Utah Exclusive Right to Sell Listing Agreement – The official form for licensed members of the Utah Association of Realtors to use when entering into an exclusive listing agreement with a client. Under this contract, the seller permits the agent to act as a limited agent (dual agency).

Download: PDF


Disclosures / Waivers (7)

  1. Additional Compensation Disclosure
  2. Agency Disclosure
  3. License Status Disclosure
  4. Limited Agency Consent Agreement
  5. Prior Agency Disclosure
  6. Property Disclosure Statement
  7. Square Footage Disclosure

1) Additional Compensation Disclosure

Agents are required to notify all parties involved if they will be receiving compensation in addition to their commission on a real estate transaction.

2) Agency Disclosure (Form 9)

If a real estate company represents the buyer and the seller for the purchase and sale of a residential property, they must disclose their dual agency to both parties. This form must be presented to and signed by the buyer in such an arrangement. Furthermore, when dealing with another agent in a transaction, agents are required to disclose the agency relationship between them and their client on first contact.

3) License Status Disclosure

When an agent makes an offer to buy or sell residential property, and before executing a purchase agreement, they are required to provide clients and other parties or their agents with a written disclosure that states that they hold a license with the real estate division and their license status. For purchase agreements, agents must also disclose their agency relationships, the existence of a due-on-sale clause in a mortgage on real property, and potential consequences of selling or purchasing a property without being authorized by the holder of the mortgage (if applicable).

4) Limited Agency Consent Agreement (Form 7)
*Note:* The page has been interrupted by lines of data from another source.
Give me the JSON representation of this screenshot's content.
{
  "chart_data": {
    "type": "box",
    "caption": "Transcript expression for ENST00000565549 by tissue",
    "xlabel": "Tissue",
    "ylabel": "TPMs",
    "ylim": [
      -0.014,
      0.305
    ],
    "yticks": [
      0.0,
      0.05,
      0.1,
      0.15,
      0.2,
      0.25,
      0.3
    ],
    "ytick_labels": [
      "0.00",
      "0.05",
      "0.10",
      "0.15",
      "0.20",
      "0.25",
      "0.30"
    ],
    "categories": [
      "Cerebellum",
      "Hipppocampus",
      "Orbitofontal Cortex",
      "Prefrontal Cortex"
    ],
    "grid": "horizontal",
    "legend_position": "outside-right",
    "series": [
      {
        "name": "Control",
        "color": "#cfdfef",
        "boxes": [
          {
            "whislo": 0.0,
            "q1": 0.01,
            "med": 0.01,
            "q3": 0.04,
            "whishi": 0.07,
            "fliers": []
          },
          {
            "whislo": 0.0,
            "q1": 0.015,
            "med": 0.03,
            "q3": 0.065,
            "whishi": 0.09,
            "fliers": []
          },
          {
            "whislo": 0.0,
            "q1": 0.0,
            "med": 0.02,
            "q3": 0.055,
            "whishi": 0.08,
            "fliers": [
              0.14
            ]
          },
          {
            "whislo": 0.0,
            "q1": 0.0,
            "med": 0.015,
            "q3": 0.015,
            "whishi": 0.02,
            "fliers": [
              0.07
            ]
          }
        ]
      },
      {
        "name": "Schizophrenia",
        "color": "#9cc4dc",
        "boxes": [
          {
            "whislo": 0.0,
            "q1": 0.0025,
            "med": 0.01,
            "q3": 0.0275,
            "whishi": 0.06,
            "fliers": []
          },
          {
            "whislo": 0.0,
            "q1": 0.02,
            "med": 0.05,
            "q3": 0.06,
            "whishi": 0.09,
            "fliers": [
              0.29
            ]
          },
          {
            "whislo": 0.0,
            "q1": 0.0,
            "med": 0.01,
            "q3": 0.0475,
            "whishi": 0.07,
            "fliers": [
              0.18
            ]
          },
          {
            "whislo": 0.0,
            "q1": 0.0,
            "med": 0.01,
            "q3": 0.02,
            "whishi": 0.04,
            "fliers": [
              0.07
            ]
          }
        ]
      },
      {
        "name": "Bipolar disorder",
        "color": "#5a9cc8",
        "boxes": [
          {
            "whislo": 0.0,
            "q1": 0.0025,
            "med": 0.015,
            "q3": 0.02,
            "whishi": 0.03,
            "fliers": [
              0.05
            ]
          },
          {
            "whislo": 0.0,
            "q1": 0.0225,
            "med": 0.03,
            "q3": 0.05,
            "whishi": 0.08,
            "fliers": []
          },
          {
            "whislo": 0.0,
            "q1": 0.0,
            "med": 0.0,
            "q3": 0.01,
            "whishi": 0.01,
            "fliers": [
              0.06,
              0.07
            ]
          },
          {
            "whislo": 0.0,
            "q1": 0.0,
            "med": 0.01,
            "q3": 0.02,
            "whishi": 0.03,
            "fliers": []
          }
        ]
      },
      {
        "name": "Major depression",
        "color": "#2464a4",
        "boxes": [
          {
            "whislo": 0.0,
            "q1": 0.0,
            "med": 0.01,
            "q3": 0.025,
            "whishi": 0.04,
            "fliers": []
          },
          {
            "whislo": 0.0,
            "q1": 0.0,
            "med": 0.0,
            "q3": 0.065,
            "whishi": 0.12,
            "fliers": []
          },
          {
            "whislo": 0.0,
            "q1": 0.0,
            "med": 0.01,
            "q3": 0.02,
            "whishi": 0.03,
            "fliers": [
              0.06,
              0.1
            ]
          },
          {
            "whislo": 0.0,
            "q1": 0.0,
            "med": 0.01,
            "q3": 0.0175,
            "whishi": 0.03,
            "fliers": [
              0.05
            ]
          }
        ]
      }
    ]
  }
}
An agreement between the buyer and seller that allows a broker to act as a limited agent for both parties; for either one (1) agent acting for both parties or two (2) separate agents from the same broker representing each party individually.

5) Prior Agency Disclosure

Agents must confirm that an agency disclosure was provided when executing a purchase agreement by either including a statement in the contract or attaching one to the agreement.

6) Property Disclosure Statement

Prior to the sale of a property, the seller must complete a form that provides a description of the property and its condition, and discloses the right of occupancy, encumbrances, and any financial terms and conditions the property is subject to.

7) Square Footage Disclosure

When make an offer to sell a residential property, agents must disclose the source for the property’s square footage data or provide a disclaimer that makes no guarantee for the accuracy of the data provided.